If I am to be honest with myself, as Julien Smith demands, I am not being as awesome as I could be. Do I give enough of myself to the world? I think I could give more. I want to give more. Am I always an artist, am I always creating with passion, conviction, and joy? No, I admit that am not, that I do not: not always. Have I run a sub-5-minute mile yet? Do I have a dog yet? No, and I’m nearly 30 years old! Time is running out!
These times of transition frighten me—these obvious opportunities to take a risk and make a change—but I am heartened by my track record. I moved to Seattle without any employment and built a career as a freelance developer & designer. I left a comfortable job to contract full-time again when I realized my heart was no longer in that position. I left Seattle and threw it all into the wind.
And, no matter my past, I am supported. My family loves and believes in me. My friends tease out my true feelings and remind me of the shape of my heart. Brooke challenges me to believe in and develop my true professional value. Everyone in this glorious Seattle community—Dave, Sarah, Charlie, Charlie, Liz, Jack, Faye, Nick, Eric, Carla, Alex et al—sticks with me as I talk though and try to puzzle out my life. They offer invaluable perspective. Whit sends me the sweetest fucking emails ever:
I was proud of her (Claire). I was excited about the leap of faith she made and her courage to do what she felt she needed to do.

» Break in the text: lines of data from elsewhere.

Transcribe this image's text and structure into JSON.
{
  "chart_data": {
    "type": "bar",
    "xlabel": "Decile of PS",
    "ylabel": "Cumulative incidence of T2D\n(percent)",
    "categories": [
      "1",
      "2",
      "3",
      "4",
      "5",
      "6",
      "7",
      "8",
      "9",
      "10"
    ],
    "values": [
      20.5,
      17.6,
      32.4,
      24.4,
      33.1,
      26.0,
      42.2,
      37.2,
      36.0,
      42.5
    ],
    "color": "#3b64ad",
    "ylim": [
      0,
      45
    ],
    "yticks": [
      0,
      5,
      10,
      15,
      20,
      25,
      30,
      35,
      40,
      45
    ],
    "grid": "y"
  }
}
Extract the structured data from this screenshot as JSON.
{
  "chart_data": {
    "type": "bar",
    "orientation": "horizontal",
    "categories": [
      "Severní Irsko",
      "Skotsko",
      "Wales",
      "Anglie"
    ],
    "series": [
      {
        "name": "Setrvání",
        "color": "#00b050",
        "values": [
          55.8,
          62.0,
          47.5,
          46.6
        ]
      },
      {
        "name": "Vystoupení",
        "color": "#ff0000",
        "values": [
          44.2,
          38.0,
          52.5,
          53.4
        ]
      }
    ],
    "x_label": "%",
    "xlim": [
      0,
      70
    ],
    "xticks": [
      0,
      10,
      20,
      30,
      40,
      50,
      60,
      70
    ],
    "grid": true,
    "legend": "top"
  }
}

And I told her that every single day.
It's important to me to let you know that people are doing the same for you. Everyone is. Claire and I talk about your constant leaps of faith. Your ability to leave a job, work for yourself, travel for a long period of time, move from place to place—but we also know that it’s exhausting … we’re all cheering you on, the problem is we’re not next to you in bed before you fall asleep. We don’t kiss you goodbye in the morning and give you good luck in your search for the next step in your life. We’re here, we’re just not there.
… we all talk about you more than you could know. When we talk about you we’re excited, we’re proud...
Wow.
So?
I thought I had a plan for 2011, for making the shift I needed in my life. Plans changed, plans change, and now I am not so sure. Still, opportunity exists, there is strength in my heart, and fire and ice and electricity all dancing around in my head. Why not make a plan today? Why not start a new life now and tomorrow and on and on and on?


From Julien
Commented February 1st, 2011 6:08 am
Nice post.
Thanks for mentioning me.
Don't beat yourself up over it, but do keep thinking about it. You can't be awesome at everything. Start with one.
From BrookR
Commented February 5th, 2011 1:14 am
So true. You have beautiful friendships, amazing skills, and a good heart — this is true wealth. With these ingredients, you can plan for greatness, aim for personal fucking awesomeness, and kick ass along the way.
Heres to an amazing 2011. It starts now. The world awaits the impact you will make.